Es fácil pensar que pueda tener un plato estrella (de hecho, su postre de pastel fluido con chocolate blanco bien merecería serlo), pero tras una degustación de casi quince platos me resultaría imposible quedarme solo con uno. Pasta de la resaca con pollo frito, ravioli frío escabechado, cocido Hong Kong Madriz… Delicias diversas que explotan en la boca produciendo una mescolanza de sabores y sensaciones que hacen de la jornada gastronómica toda una experiencia. Tal es el desconcierto placentero que producen los platos que obligan a forzar, ya superada la sorpresa, una segunda visita para disfrutar sin limitaciones de las creaciones de Muñoz que tan bien saben reproducir (no les restemos nada de mérito) los fabulosos cocineros del local.

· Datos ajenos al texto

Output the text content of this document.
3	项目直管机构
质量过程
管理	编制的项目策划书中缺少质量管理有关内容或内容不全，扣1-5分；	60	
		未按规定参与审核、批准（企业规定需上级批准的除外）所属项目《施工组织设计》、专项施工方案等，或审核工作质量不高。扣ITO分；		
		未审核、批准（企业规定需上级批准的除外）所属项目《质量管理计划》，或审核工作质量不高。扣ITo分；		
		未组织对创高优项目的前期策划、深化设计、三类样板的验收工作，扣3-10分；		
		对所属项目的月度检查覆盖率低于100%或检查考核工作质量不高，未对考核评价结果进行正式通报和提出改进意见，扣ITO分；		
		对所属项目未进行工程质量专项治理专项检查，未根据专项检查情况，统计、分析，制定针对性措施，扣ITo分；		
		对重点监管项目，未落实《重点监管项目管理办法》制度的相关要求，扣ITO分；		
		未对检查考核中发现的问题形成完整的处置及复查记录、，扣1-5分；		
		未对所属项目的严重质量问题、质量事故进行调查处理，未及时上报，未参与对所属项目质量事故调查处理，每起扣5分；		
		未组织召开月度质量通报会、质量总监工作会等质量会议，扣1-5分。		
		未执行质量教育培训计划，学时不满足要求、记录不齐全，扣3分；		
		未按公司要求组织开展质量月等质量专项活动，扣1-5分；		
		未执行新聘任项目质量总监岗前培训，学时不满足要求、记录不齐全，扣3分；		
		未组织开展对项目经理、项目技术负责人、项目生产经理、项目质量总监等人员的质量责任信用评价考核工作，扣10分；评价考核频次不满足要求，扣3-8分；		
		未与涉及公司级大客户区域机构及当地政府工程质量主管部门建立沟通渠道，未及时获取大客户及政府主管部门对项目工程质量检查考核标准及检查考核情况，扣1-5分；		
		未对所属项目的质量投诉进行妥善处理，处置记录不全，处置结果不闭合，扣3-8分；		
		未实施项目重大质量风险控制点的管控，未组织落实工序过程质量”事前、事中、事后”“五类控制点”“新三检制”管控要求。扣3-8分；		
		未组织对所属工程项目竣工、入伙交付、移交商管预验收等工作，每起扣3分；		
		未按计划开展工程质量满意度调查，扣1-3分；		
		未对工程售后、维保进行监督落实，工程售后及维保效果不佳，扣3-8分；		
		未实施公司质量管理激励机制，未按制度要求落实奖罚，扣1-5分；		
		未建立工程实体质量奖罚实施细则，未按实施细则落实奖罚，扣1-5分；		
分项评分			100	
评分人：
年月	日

Tal es la maravilla de la propuesta que incluso algo tan básico como el pan para acompañar las salsas se convierte aquí en una deliciosa dona frita china que emparejada a un pan de gambas y una salsa de guacamole con toques lácteos, se convierte en pieza indispensable para saborear cada plato hasta dejar el plato reluciente.

Y para beber, olvidaos de vinos caros ni, por supuesto, agua, que es necesaria pero no para saciar la sed sino para limpiar el paladar tras cada plato y así degustar sin inconvenientes el siguiente. Y es que casi al mismo nivel de genialidad que la comida se encuentran los cócteles, también creaciones del galardonado cheff, que enmascara de genialidad bebidas clásicas, como la Kaipirinha bola de nieve, o reinventa el propio concepto de bebida, como Bola de Dragón Z, sin olvidar sabores imposibles como el cóctel Melón con Jamón.

Una vez sentados a la mesa y rendidos ya al arte del creador, es hora de disfrutar del arte de los camareros, de la presentación de los platos, de la exclusividad del hielo de las bebidas (ejemplo sencillo de cómo se cuida hasta el último detalle) y del descubrimiento de algún que otro secreto, como el tiempo de elaboración de algún plato (que puede llegar a ser de varios días) o las veces que se ha cocinado determinada carne para encontrar el punto exacto de ternura.

Como cantaría Enrique Iglesias, la visita a Ravioxo fue casi una experiencia religiosa, y como tal lo quería reflejar aquí, en homenaje a todos los implicados en el local que tanto me hicieron disfrutar a la par que me abrieron los ojos ante un mundo nuevo al que tenía muy estigmatizado.

Cierto es que la cuenta no está al alcance de todos los bolsillos (aunque tampoco es algo exagerado, menos en proporción a lo que ofrecen), pero es una experiencia que recomiendo a todo el mundo, algo que debe probarse al menos una vez en la vida. Yo soy de esos que ni siquiera sabría decidirme si alguien me preguntara por mi comida favorita, aunque podría recordar algún plato concreto que me haya marcado a lo largo de mi vida (que puede ser desde algo tan básico como una taza de consomé en un una refugio de montaña en medio de la nieve, los nachos con carne de mi amada esposa o el solomillo con cabrales que mencioné al principio de mi escrito), pero si hablásemos de una comida en general, desde la bebida que hacía de aperitivo hasta el último postre, no creo exagerar si digo que la de Ravioxo fue la mejor comida de mi vida. Así de rotundo me muestro: La mejor comida de mi vida. Y así lo quería transmitir aquí, como modesta forma de agradecer a los culpables de semejante deleite su dedicación.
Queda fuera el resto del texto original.